Adding Ilya Kovalchuk to the mix changes everything for the Devils, and there wasn't a player in the dressing room Friday morning that felt otherwise.

The Russian sniper was acquired Thursday from Atlanta for Johnny Oduya, Niclas Bergfors, Patrice Cormier and a first-rounder. The teams also swapped second-round picks.

Kovalchuk, 26, was set to make his team debut in Friday's meeting with Toronto.

Zach Parise, himself a 40-goal scorer last season, was thrilled to have a two-time 50-goal guy in New Jersey. Once the news got out on Thursday, Parise's phone wouldn't stop ringing.

"I was driving and my phone kept ringing, but I didn't answer," Parise said. "I didn't even know who it was. Fifteen, 20 times in a row. I was like: 'What is going on?' Then I finally got to my house and looked and saw that he got traded. I was shocked. I couldn't believe it. It's an unbelievable addition when you get to put a scorer like that in your lineup. It's awesome."

So who was trying to call?

"Teammates, friends from home – seemed like everyone I knew that had found out the news was trying to give me a call," he said.

That the Devils have dropped eight of 11 entering Friday's meeting with Toronto was all but an afterthought in the wake of the big news. Parise, the Devils' leading scorer this season with 57 points (25g-32a), now ranks second on the club to Kovalchuk's 58 (31g-27a).

"Right now it gives us an unbelievable scoring threat that not every team has," Parise said. "He's a guy that can change a game, take over a game, dominate a game. It adds a huge scoring threat for us."

The Devils jumped out to the best first half in franchise history before struggling in January. Injuries to all-time leading scorer Patrik Elias, top defenseman Paul Martin and crash-and-bang winger David Clarkson have taken their toll.

A drop-off in scoring has resulted in New Jersey being blanked four times in its last 12 games, including Tuesday's 3-0 loss at Toronto. But Kovalchuk is sure to have an instant effect on the Devils' regular-season stretch run and beyond.

"We'll see how it turns out," Parise said. "I think when you can add a player like that, it's definitely going to help. Now we have to make sure that we all elevate our game, too." 

Martin Brodeur said he was excited – but not as much as his sons, who have already asked for their own Kovalchuk No. 17 jerseys.

"Any time you're adding a player of that caliber to your lineup, I think you're definitely looking at the big picture and how it's going to affect our team," Brodeur said. "We're definitely delighted to have a guy like him."

Kovalchuk brings incredible scoring punch to the Devils, who rank 21st in the NHL with 2.54 goals per game. Atlanta, Kovalchuk's former club, is sixth overall.

"We're happy to have him in our lineup," Brodeur said. "It brings a totally different element that we didn't have before for our power play and our five-on-five play. I think it's also going to give Zach room, also. Teams can't just key in on Zach all night long because Kovy's going to be there, and vice versa. It's just something that, especially with the way we were going offensively, we maybe needed it a bit to get somewhat of a spark, and we did it in a big way."
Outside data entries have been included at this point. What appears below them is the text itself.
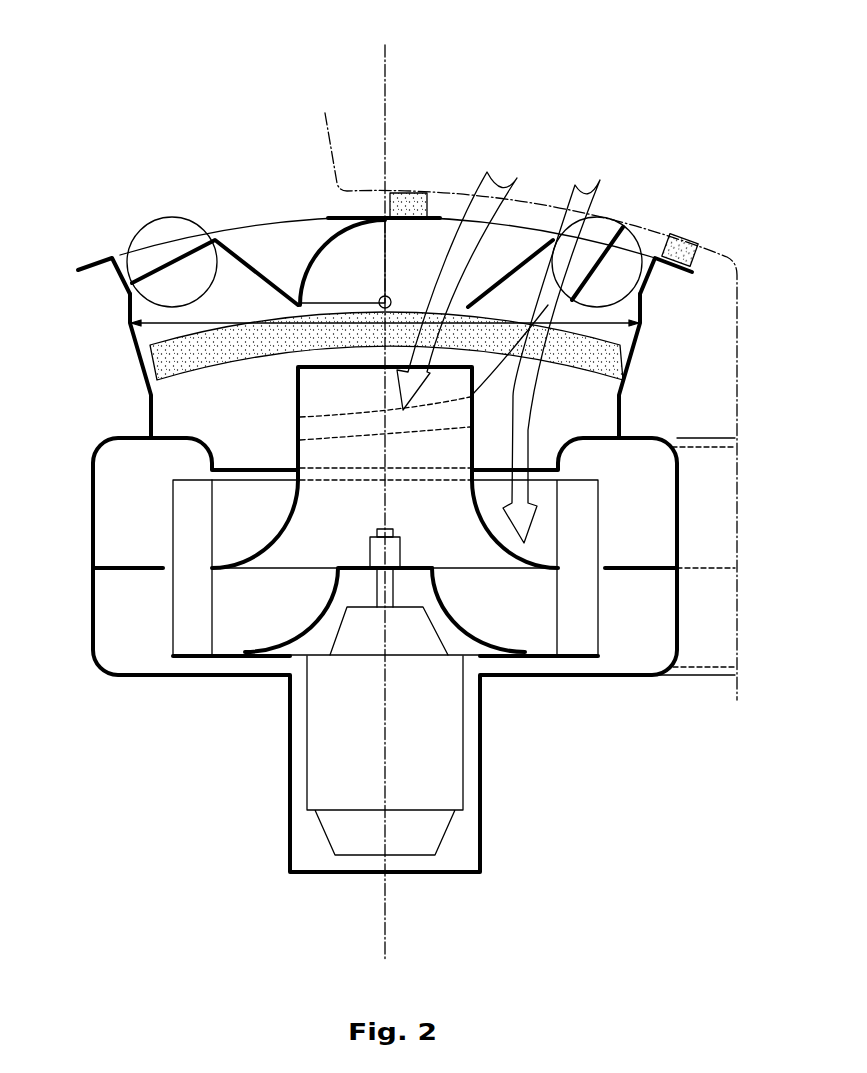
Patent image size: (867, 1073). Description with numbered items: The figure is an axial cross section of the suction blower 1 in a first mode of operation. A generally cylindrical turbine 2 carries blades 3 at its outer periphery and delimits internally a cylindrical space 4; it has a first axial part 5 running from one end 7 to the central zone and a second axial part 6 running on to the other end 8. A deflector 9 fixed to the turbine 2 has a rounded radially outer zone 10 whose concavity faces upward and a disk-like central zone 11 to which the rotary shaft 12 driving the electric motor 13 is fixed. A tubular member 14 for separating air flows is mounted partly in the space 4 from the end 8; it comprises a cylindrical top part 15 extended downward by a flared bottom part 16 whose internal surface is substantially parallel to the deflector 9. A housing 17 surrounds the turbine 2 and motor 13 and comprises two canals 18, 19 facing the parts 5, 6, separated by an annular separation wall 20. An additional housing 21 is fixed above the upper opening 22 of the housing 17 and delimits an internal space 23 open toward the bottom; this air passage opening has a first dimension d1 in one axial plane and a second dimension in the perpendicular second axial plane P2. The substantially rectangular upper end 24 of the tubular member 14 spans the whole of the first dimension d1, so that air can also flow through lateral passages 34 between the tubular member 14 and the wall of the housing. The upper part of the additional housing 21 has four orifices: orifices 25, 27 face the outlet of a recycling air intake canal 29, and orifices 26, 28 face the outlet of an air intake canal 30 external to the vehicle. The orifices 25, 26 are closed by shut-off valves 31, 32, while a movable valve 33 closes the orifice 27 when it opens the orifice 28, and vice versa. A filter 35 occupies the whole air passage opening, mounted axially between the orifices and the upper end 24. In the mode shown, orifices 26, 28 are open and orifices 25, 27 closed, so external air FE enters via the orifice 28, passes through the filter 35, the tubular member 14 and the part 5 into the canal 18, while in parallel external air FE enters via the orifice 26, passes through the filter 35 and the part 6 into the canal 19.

The suction blower 1 is at (648, 762).
The turbine 2 is at (536, 601).
The blades 3 is at (578, 630).
The cylindrical space 4 is at (495, 625).
The first axial part 5 is at (190, 620).
The second axial part 6 is at (187, 542).
The end 7 is at (197, 657).
The end 8 is at (187, 478).
The deflector 9 is at (323, 649).
The rounded radially outer zone 10 is at (280, 640).
The central zone 11 is at (360, 570).
The rotary shaft 12 is at (390, 600).
The electric motor 13 is at (438, 765).
The tubular member 14 is at (502, 418).
The cylindrical top part 15 is at (473, 447).
The bottom part 16 is at (508, 552).
The housing 17 is at (717, 438).
The canal 18 is at (117, 618).
The canal 19 is at (110, 490).
The annular separation wall 20 is at (128, 570).
The additional housing 21 is at (643, 311).
The upper opening 22 is at (217, 470).
The internal space 23 is at (178, 400).
The upper end 24 is at (298, 367).
The orifice 25 is at (119, 234).
The orifice 26 is at (648, 194).
The orifice 27 is at (251, 203).
The orifice 28 is at (462, 171).
The recycling air intake canal 29 is at (198, 157).
The air intake canal external to the vehicle 30 is at (608, 130).
The shut-off valve 31 is at (180, 257).
The shut-off valve 32 is at (628, 263).
The movable valve 33 is at (317, 254).
The lateral passages 34 is at (244, 413).
The filter 35 is at (600, 357).
The first dimension d1 is at (200, 322).
The second axial plane P2 is at (385, 97).
The external air FE is at (490, 190).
The move caught even the future Hall of Famer by surprise.

"I was laughing about it when it was in the papers that our team was (in the running) for that trade," he said. "I said, 'I don't think so.' Usually, if it's out there, we're not going to get him. It definitely was a surprise. I got the call from a lot of people just before it really happened, and then I still didn't believe until I saw it on the ticker. It was definitely a good day. I think our fans will really appreciate having a superstar like him."